Building a Legal Case and Requesting Information

In some situations, making a complaint to a court, regional or international mechanism may assist you in addressing the injustice you, or the community you work with, are facing. If you do pursue a court case, you will need the support of lawyers but they will rely on you and the affected community to help gather evidence and provide proof of the injustice or abuse you are facing. These sessions will explore the different types or evidence and the strategies and tools that can be used to build your court case. 

Session 1: Building your Evidence

These sessions will help attendees to identify the type of evidence they need to collect, and how to access it. Witness evidence alone may not be enough to prove your case, and so it is useful to look for documents that can help determine issues and build your evidence. This may include expert testimonies and advisory reports, corporate documents, and publicly accessible information. 

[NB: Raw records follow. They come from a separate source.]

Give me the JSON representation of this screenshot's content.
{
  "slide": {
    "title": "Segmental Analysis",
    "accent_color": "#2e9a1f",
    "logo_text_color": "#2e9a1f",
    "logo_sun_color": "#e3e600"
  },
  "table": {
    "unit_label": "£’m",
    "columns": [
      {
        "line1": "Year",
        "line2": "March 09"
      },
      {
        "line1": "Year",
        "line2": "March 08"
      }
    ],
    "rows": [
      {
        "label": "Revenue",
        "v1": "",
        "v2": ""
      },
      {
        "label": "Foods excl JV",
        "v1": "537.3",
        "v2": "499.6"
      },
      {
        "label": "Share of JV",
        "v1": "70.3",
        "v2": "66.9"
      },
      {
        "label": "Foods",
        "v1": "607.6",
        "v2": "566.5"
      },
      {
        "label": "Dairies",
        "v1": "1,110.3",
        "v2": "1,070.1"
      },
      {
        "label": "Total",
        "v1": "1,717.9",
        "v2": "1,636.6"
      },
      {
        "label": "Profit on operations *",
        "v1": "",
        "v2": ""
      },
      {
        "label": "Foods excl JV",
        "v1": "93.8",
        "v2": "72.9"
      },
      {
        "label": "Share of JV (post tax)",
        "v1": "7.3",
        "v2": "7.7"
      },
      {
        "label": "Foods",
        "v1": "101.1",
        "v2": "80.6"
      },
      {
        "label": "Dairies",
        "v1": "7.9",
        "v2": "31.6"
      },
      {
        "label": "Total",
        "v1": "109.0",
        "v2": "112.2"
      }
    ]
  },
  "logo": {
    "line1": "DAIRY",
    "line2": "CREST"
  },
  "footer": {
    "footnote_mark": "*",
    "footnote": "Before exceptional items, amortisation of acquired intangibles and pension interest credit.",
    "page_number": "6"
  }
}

Session 2: Expert Reports & Access to Information

This session will present methodologies for incorporating expert reports into cases, across sectors and issues. When building your case, you may wish to bring in expert witnesses who can offer their opinions on controversial points and critically assess details. For instance, corporate pollution is a prevalent issue across industries with impacts that span generations. Although we may be able to see the impact on our environment and health, it can be difficult to prove what exactly is happening without monitoring, measuring, and analysing pollutants and their possible impacts on public and environmental health.

Session 3: Documenting Evidence from Public and Private Bodies: an Introduction

This presentation and Q+A will cover introduce the process of obtaining corporate evidence through freedom of information requests, public bodies, private entities, and licenses. We will introduce the tools and strategies that can be used to seek out the evidence, and how to access support from civil society and the international pro bono legal community.

Session 4: An Introduction to Disclosure

In this session, specialists from legal systems with and without disclosure will discuss the process and best practice. Some countries require each party to make relevant documents and evidence available to each other as part of the litigation process. This process of ‘putting the cards on the table’ at an early stage is known as disclosure, and can be a useful tool to obtain testimony and documents. But this is not a universal process – in some countries there is no obligation upon a party to produce documents - parties will have to fund and research companies on their own.

Session 5: Building a Case for Environmental Degradation

In this interactive session, legal specialist will draw out the links between international human rights and international environmental law, outline the obligations on companies and identify international initiatives that make these links effectively in case building.

This session will look at different conventions and environmental treaties to explore what is the right to a healthy environment? The session will evaluate different legislative instruments and what steps grassroots activists can take when there is an identified breach by a company.